Wednesday, January 28, 2009

Memento Miko

A few pictures of Miko:

This one was taken when The Lad was The Wee Bairn:

The Queen

This one more recently:

Lazy Dog

And this past December, her last snow:

Last Snow

Cold Comfort

"Like one who takes off a garment on a cold day, or like vinegar on soda, Is he who sings songs to a troubled heart."

- Proverbs 25:20 (NASB)

Sorry to continue on a down note, but the posts on my dad and LBD have me reflecting on something -- particularly the nature of mourning, especially for a Christian. It started following the death of my father -- I remember feeling guilty about being so sad, especially since, as a believer, I was (and remain) sure that my father's spirit lives on. in a different way, but with the same assumption of comfort, I've been reminded today (by a well-meaning vet tech) that Miko's suffering is over and she is no longer feeling anything.

But in both cases, the point is missed. I no longer feel sorry for her, and never did for my father.
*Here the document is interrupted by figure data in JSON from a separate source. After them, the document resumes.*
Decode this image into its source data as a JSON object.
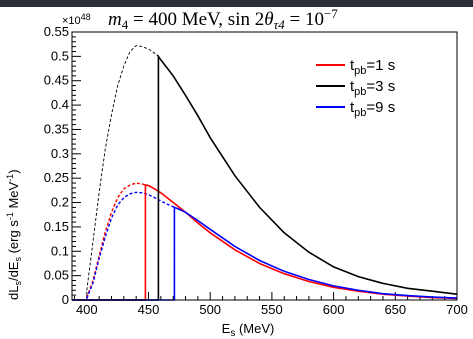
{
  "chart_data": {
    "type": "line",
    "title": "m4 = 400 MeV,  sin 2θτ4 = 10−7",
    "title_parts": {
      "m_symbol": "m",
      "m_sub": "4",
      "m_value": " = 400 MeV,  sin 2",
      "theta": "θ",
      "theta_sub": "τ4",
      "equals": " = 10",
      "power": "−7"
    },
    "y_multiplier": "×10",
    "y_multiplier_exp": "48",
    "xlabel_main": "E",
    "xlabel_sub": "s",
    "xlabel_unit": " (MeV)",
    "ylabel_parts": {
      "d1": "dL",
      "s1": "s",
      "mid": "/dE",
      "s2": "s",
      "unit": " (erg s",
      "e1": "-1",
      "mev": " MeV",
      "e2": "-1",
      "close": ")"
    },
    "xlim": [
      388,
      700
    ],
    "ylim": [
      0,
      0.55
    ],
    "x_ticks": [
      400,
      450,
      500,
      550,
      600,
      650,
      700
    ],
    "x_tick_labels": [
      "400",
      "450",
      "500",
      "550",
      "600",
      "650",
      "700"
    ],
    "y_ticks": [
      0,
      0.05,
      0.1,
      0.15,
      0.2,
      0.25,
      0.3,
      0.35,
      0.4,
      0.45,
      0.5,
      0.55
    ],
    "y_tick_labels": [
      "0",
      "0.05",
      "0.1",
      "0.15",
      "0.2",
      "0.25",
      "0.3",
      "0.35",
      "0.4",
      "0.45",
      "0.5",
      "0.55"
    ],
    "legend_position": "top-right",
    "grid": false,
    "series": [
      {
        "name": "t_pb=1 s",
        "legend_main": "t",
        "legend_sub": "pb",
        "legend_rest": "=1 s",
        "color": "#ff0000",
        "cutoff": 447.5,
        "dashed": {
          "x": [
            400,
            405,
            410,
            415,
            420,
            425,
            430,
            435,
            440,
            445,
            447.5
          ],
          "y": [
            0.005,
            0.04,
            0.09,
            0.14,
            0.18,
            0.21,
            0.228,
            0.236,
            0.24,
            0.238,
            0.236
          ]
        },
        "solid": {
          "x": [
            388,
            447.5,
            447.5,
            450,
            455,
            460,
            470,
            480,
            490,
            500,
            520,
            540,
            560,
            580,
            600,
            620,
            640,
            660,
            680,
            700
          ],
          "y": [
            0,
            0,
            0.236,
            0.235,
            0.228,
            0.22,
            0.2,
            0.18,
            0.158,
            0.138,
            0.103,
            0.075,
            0.054,
            0.038,
            0.026,
            0.018,
            0.012,
            0.008,
            0.005,
            0.003
          ]
        }
      },
      {
        "name": "t_pb=3 s",
        "legend_main": "t",
        "legend_sub": "pb",
        "legend_rest": "=3 s",
        "color": "#000000",
        "cutoff": 458,
        "dashed": {
          "x": [
            400,
            405,
            410,
            415,
            420,
            425,
            430,
            435,
            440,
            445,
            450,
            455,
            458
          ],
          "y": [
            0.02,
            0.12,
            0.22,
            0.31,
            0.38,
            0.44,
            0.48,
            0.51,
            0.522,
            0.52,
            0.515,
            0.506,
            0.5
          ]
        },
        "solid": {
          "x": [
            388,
            458,
            458,
            460,
            470,
            480,
            490,
            500,
            520,
            540,
            560,
            580,
            600,
            620,
            640,
            660,
            680,
            700
          ],
          "y": [
            0,
            0,
            0.5,
            0.493,
            0.46,
            0.42,
            0.378,
            0.333,
            0.255,
            0.19,
            0.138,
            0.098,
            0.068,
            0.048,
            0.034,
            0.024,
            0.018,
            0.012
          ]
        }
      },
      {
        "name": "t_pb=9 s",
        "legend_main": "t",
        "legend_sub": "pb",
        "legend_rest": "=9 s",
        "color": "#0000ff",
        "cutoff": 471,
        "dashed": {
          "x": [
            400,
            405,
            410,
            415,
            420,
            425,
            430,
            435,
            440,
            445,
            450,
            455,
            460,
            465,
            471
          ],
          "y": [
            0.003,
            0.035,
            0.085,
            0.13,
            0.168,
            0.195,
            0.21,
            0.218,
            0.221,
            0.22,
            0.216,
            0.21,
            0.203,
            0.197,
            0.19
          ]
        },
        "solid": {
          "x": [
            388,
            471,
            471,
            475,
            480,
            490,
            500,
            520,
            540,
            560,
            580,
            600,
            620,
            640,
            660,
            680,
            700
          ],
          "y": [
            0,
            0,
            0.19,
            0.186,
            0.18,
            0.163,
            0.145,
            0.11,
            0.081,
            0.059,
            0.042,
            0.029,
            0.02,
            0.013,
            0.009,
            0.006,
            0.004
          ]
        }
      }
    ]
  }
}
I felt, and feel, sorry for myself. I mourn their loss not in the sense of them having lost their lives, but in the sense of me losing them.

When my father passed, similarly well-meaning people told me, "at least you know where he is". And I remember thinking, "yes, and I also know where he isn't. He isn't here".

Life goes on -- some of us believe it even goes on for those who have left this world, and we carry with us the hope of seeing them again. But in the meantime, we have to muddle through this world without them.

That's the reason for our tears.

Chew Toys in Paradise

"Every pet is a little tragedy waiting to happen"

-George Carlin

We lost Little Big Dog today. She was just a few months short of being 7 years old. She developed a serious case of AIHA (also called IMHA), an autoimmune disease in which her body's immune system attacked her own red blood cells. She wasn't getting oxygen to her body, and the waste wasn't flushing out. The vet told us her chances of surviving were very slim, and she was suffering, so we decided to have her put down.

I remember the day we got her. We had just recently moved into an apartment after months struggling to get on our feet following our move back to Oregon. We'd talked about a dog for years, but our income and living situation had not allowed it. We were for the first time in almost 2 years both gainfully employed, and living in a place that allowed pets. It was tax season, and we had a modest refund coming. TFR began searching the paper for ads, and one day she called me at work. A family living in Elmira had a litter of Lhasa Apso puppies, and was only asking $250 for them. She was headed over there to look, and would call me back. She did, informing me that she had found a pup she liked, and wanted to pick me up after work and take me out there to see it. On our way out, I made it clear that we would LOOK at the dog, but that we would not buy until we had discussed it.

Well, that didn't last long. We got to the farmhouse, and the woman put this tiny puppy in my hands. I took one look at the dog, one at my wife, one more at the dog, and got out my check book.

Her breed wasn't supposed to like kids, but she was potty trained while living in an apartment complex, and every time we took her out, the kids would gather round, and she adored kids her whole life. In fact, she got along with just about everyone, except select other dogs -- especially Onyx, her nemesis, a black mutt who gets walked past here regularly. She was more aggressive the bigger the dog. In fact, the only thing that really scared her was... I kid you not... houseflies. She would hide from them under our legs and tremble. She hated being on a leash, loved the outdoors, but seldom got to go off a leash, because she didn't get along with other dogs at the dog park.

She never acted like a small dog -- she was feisty and loved to play rough, loved to chase balls, liked to try to carry sticks that weighed almost as much as her. She was the best dog I ever had. She was loyal, obedient (usually) and affectionate. She was also very good with The Lad -- she put up with a lot of harassment from him, and they developed an almost sibling-like relationship. She loved him. Even today, as she lay helpless in my lap, waiting for him and TFR to return from his daycare so he could say goodbye, just the sound of his name perked her up momentarily.

We stayed with her until the end. It was one of the hardest things I've ever done in my life, but it was the right thing to do. She'd given us almost 7 years of unconditional love, the least we could do was end her suffering and comfort her during her passing. It took just a few seconds... one last sigh and she went to sleep forever.

Goodbye, Miko. Run free in Heavens fields -- no more leash for you.